Z\'ero-cycles sur les fibrations au-dessus d'une courbe de genre quelconque

TL;DR

This paper proves conjectures related to zero-cycles on varieties over number fields, specifically for fibrations over curves with finite Tate-Shafarevich groups into rationally connected varieties satisfying weak approximation, under an abelian fibers assumption.

Contribution

It establishes the conjectures on the Chow group of zero-cycles for a new class of fibrations over curves with finite Tate-Shafarevich groups, assuming abelian singular fibers.

Findings

Proved conjectures for fibrations over curves with finite Tate-Shafarevich groups.

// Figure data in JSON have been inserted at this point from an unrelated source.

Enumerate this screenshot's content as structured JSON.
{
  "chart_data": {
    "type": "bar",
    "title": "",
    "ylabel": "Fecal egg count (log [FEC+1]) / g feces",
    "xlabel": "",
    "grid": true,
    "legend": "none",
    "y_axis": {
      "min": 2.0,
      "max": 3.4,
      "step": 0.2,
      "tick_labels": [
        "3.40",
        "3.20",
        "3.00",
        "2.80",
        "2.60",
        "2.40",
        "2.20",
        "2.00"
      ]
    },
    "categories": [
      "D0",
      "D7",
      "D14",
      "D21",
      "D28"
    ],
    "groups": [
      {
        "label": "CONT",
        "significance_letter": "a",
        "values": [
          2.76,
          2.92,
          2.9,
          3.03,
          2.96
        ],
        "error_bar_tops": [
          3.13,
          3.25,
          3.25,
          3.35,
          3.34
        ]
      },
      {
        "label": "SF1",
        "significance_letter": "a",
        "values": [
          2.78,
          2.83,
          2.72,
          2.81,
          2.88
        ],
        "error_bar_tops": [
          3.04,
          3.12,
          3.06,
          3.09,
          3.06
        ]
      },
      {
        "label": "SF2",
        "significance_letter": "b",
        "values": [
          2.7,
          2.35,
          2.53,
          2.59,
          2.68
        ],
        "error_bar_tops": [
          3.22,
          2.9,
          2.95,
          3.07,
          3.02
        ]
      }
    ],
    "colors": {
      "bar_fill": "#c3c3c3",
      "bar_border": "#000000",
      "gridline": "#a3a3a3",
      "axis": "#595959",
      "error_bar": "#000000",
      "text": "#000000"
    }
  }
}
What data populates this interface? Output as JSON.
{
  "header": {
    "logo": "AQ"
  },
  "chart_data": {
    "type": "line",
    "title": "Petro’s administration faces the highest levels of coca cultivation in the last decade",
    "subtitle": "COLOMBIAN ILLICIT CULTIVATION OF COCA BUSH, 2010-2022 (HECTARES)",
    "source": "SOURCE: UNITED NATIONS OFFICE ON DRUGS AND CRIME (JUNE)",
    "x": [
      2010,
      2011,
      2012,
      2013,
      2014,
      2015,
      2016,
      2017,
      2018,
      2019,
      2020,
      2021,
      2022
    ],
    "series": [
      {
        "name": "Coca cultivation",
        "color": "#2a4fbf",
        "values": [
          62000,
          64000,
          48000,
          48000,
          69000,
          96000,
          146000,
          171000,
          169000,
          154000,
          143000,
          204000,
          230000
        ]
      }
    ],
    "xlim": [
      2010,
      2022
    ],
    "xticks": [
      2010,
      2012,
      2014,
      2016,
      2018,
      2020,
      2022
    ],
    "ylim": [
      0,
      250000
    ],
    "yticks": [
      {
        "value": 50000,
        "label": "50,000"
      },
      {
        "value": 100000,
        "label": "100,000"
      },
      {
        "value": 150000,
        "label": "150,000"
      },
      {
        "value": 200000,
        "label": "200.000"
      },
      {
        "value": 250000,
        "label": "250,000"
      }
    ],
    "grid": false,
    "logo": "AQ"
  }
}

Validated the conjectures for rationally connected varieties satisfying weak approximation.

Demonstrated the role of abelian assumptions on singular fibers in these results.

Abstract

Let X be a smooth and proper variety over a number field k. Conjectures on the image of the Chow group of zero-cycles of X in the product of the corresponding groups over all completions of k were put forward by Colliot-Th\'el\`ene, Kato and Saito. We prove these conjectures for the total space of fibrations, over curves with finite Tate-Shafarevich group, into rationally connected varieties which satisfy weak approximation, under an abelianness assumption on the singular fibers. ---- Soit X une vari\'et\'e propre et lisse sur un corps de nombres k. Des conjectures sur l'image du groupe de Chow des z\'ero-cycles de X dans le produit des m\^emes groupes sur tous les compl\'et\'es de k ont \'et\'e propos\'ees par Colliot-Th\'el\`ene, Kato et Saito. Nous d\'emontrons ces conjectures pour l'espace total de fibrations en vari\'et\'es rationnellement connexes v\'erifiant l'approximation faible, au-dessus de courbes dont le groupe de Tate-Shafarevich est fini, sous une hypoth\`ese d'ab\'elianit\'e sur les fibres singuli\`eres.